I highly recommend even small nonprofits use a mail house when an appeal is over 200 pieces or when you have variable data (a unique name and address and salutation on each letter), as most every good fundraising appeal should. In my recent cost analysis of mail house vs. staff or volunteer to manage a mailing project, the mail house was more cost effective every time. Here’s why:
- Significant staff time is necessary to organize and manage the volunteers and navigate the complex bulk mail system. Fundraising staff time is better spent fundraising, and engaging donors rather than managing a mail program.
- A professional mailhouse is less likely than chatty volunteers to make errors in collation, like the addressee on a letter getting into the wrong envelope, for example. You really want to avoid that!

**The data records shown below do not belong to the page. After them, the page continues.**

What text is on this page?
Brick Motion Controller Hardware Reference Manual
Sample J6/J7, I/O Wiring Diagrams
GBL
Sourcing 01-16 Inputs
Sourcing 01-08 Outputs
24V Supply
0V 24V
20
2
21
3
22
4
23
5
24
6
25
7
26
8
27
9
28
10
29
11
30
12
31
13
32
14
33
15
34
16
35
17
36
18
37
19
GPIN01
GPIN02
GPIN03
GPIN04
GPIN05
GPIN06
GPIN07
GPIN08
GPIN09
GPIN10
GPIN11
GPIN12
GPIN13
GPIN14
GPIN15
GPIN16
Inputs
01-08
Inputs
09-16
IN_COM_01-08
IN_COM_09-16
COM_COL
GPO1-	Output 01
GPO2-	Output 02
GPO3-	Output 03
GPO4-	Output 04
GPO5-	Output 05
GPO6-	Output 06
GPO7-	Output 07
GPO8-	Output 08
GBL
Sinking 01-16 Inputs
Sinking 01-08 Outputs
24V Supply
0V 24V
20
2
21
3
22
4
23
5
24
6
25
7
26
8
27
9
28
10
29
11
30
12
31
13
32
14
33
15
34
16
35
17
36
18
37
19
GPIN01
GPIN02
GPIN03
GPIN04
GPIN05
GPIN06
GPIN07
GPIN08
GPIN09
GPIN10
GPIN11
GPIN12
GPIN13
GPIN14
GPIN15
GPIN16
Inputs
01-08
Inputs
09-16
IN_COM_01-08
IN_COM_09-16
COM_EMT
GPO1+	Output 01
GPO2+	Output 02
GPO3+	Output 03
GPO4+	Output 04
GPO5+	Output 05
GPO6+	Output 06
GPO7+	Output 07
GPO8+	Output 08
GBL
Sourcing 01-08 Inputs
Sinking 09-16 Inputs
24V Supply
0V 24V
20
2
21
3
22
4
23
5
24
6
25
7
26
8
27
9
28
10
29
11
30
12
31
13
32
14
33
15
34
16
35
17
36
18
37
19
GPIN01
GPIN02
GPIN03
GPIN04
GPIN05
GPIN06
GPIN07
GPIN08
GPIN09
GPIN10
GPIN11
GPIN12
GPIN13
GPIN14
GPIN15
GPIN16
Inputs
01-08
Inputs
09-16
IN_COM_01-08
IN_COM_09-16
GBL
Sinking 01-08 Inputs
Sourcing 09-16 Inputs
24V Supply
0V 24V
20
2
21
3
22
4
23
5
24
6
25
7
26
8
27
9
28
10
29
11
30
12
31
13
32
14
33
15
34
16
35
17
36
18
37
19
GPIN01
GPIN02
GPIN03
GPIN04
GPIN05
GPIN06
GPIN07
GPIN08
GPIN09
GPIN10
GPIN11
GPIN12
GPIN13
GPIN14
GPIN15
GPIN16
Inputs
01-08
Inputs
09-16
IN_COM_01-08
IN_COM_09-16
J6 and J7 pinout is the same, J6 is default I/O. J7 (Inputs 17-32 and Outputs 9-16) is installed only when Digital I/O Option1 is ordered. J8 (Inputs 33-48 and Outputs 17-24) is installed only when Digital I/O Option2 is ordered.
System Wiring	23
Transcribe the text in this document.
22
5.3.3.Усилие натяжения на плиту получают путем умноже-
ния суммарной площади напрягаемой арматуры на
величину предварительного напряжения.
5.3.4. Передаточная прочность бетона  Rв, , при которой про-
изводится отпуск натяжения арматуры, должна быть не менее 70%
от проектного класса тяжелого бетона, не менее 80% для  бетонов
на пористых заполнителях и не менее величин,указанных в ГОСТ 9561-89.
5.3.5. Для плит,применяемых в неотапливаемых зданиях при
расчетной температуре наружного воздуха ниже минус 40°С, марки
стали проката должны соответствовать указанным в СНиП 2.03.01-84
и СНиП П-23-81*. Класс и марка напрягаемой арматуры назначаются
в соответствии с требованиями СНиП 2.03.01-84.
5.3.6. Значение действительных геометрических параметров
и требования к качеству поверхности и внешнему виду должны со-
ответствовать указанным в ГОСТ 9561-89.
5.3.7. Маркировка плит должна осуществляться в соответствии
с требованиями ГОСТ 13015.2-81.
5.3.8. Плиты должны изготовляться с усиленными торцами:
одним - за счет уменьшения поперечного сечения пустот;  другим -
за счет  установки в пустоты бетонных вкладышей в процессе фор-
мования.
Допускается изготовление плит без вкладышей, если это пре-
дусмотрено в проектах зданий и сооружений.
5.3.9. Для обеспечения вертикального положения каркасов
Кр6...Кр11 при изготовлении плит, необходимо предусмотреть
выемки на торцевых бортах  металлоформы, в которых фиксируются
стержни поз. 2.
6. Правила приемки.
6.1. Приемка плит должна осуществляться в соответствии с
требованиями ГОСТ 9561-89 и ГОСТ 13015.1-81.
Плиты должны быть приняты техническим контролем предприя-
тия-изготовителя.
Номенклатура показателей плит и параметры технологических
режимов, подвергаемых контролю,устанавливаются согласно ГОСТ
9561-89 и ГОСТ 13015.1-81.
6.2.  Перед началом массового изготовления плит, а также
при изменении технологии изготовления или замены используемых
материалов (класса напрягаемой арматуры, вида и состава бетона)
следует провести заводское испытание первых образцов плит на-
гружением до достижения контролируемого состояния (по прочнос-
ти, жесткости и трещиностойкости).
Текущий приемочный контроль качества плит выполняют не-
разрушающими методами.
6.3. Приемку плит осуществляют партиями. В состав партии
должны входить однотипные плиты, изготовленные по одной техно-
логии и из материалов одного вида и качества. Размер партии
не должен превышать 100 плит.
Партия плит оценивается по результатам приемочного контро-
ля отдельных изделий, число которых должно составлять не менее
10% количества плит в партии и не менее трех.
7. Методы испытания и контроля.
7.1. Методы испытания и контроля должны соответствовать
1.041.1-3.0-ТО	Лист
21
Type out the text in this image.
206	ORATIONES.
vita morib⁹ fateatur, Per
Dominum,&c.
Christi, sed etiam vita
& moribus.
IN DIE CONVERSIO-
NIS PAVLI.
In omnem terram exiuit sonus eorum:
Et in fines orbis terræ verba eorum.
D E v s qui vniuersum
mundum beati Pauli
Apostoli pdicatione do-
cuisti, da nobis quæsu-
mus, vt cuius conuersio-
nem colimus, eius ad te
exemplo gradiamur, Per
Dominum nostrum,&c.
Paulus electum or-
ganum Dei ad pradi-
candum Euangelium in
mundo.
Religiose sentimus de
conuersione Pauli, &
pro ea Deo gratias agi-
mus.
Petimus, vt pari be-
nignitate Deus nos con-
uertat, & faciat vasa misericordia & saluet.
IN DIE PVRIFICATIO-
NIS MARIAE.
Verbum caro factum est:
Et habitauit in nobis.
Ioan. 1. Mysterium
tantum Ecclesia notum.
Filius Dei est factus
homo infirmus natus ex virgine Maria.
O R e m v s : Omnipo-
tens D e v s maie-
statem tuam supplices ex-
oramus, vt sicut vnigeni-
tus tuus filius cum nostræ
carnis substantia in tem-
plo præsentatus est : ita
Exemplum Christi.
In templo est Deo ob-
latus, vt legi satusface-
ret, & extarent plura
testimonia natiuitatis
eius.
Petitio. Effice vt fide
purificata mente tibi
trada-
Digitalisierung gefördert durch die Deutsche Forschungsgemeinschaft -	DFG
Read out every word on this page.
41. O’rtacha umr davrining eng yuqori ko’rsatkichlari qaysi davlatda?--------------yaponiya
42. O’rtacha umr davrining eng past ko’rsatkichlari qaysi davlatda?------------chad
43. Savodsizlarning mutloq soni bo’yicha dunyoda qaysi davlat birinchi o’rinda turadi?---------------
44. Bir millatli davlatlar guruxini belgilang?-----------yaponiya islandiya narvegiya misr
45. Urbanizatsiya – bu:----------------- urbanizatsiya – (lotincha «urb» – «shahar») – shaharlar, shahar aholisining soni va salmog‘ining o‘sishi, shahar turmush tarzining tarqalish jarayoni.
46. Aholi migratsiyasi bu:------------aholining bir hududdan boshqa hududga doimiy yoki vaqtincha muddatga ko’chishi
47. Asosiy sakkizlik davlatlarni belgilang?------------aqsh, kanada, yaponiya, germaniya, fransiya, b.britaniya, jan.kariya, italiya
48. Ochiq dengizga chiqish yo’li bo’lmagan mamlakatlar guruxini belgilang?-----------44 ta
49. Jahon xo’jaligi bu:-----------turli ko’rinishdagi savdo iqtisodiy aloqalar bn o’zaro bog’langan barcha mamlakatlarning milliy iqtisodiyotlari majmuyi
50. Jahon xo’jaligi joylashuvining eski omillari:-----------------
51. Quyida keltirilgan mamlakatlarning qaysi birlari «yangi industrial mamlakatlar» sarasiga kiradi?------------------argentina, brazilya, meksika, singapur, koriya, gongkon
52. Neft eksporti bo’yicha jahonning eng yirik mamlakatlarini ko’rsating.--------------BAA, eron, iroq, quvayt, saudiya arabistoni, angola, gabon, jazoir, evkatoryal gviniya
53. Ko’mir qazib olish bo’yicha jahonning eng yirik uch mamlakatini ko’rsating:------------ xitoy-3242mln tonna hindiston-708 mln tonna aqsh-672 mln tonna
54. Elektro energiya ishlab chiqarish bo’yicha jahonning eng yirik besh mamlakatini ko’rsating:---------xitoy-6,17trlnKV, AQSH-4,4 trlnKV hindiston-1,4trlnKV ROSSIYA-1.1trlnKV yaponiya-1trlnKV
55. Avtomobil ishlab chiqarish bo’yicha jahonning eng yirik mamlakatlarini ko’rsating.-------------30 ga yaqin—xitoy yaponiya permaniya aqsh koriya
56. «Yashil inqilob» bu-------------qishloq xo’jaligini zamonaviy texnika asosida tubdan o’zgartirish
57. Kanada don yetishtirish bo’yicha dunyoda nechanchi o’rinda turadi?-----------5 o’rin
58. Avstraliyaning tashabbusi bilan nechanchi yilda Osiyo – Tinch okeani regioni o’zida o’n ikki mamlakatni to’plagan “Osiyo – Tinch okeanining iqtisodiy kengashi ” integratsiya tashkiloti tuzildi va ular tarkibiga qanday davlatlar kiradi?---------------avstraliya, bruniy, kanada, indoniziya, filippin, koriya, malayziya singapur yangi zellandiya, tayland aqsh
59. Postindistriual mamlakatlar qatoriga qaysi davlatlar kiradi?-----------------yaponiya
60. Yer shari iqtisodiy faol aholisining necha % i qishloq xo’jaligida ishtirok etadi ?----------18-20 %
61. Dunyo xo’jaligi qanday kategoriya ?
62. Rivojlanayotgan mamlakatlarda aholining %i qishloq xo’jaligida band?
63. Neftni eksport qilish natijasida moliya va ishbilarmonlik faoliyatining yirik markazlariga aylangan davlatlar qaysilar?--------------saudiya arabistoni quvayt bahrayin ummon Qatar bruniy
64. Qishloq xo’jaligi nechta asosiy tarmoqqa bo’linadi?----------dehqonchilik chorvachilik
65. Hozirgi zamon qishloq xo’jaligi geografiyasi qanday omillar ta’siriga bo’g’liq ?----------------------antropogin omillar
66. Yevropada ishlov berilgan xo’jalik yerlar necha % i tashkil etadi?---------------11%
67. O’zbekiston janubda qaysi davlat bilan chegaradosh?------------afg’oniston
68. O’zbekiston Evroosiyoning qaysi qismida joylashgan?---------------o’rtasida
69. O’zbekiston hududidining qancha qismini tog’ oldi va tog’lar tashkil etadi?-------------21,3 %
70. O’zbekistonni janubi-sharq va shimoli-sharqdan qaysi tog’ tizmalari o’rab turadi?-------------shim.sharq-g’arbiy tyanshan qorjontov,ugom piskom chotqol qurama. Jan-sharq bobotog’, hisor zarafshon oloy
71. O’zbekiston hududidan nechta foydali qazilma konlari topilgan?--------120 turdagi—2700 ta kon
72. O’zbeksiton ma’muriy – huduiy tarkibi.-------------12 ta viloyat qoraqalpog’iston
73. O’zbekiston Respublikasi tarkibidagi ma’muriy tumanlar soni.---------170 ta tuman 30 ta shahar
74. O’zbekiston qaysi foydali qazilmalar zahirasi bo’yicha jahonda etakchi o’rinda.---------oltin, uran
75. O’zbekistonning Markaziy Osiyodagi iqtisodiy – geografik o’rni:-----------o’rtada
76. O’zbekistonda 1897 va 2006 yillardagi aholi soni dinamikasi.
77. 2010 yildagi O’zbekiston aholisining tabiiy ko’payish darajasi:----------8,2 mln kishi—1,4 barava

- Printing in-house is time consuming, frustrating, expensive (ink and wear and tear on your equipment), and error prone. It will truly make you insane.
- Most sophisticated mail houses use advanced, specialized technology for complicated sorting and automation (adding a bar code) that allows a mailing to qualify for even further reduced postage prices.
- Instead of doing everything by hand, a mail house uses machines to fold, insert, seal, tab and even sort letters. Most will even print your text on the preprinted letterhead you supply and can inexpensively print your organization’s indicia on envelopes when necessary. They will pre-sort your mailing list as well as the outer envelope ready to go to bulk mail.
- Your mailhouse will run addresses through the National Change of Address Association every time you do a mailing. This saves you money from sending to bad addresses and keeps you from losing donors who don’t get your mail piece.
- You may not know this but nonprofits do not need to have their own mailing permit/ account with the USPS when they use a mailhouse. As long as your organization is a 501(c)(3) certified nonprofit, the mailhouse can use their own mailing permit to secure the lower nonprofit rates. You do not need to pay an annual permit fee or worry over making a deposit in your USPS account at the time of your mailing. The mailhouse will just invoice you for the postage.
Find a good mailhouse. It is cheaper, faster, and you will enjoy your job more!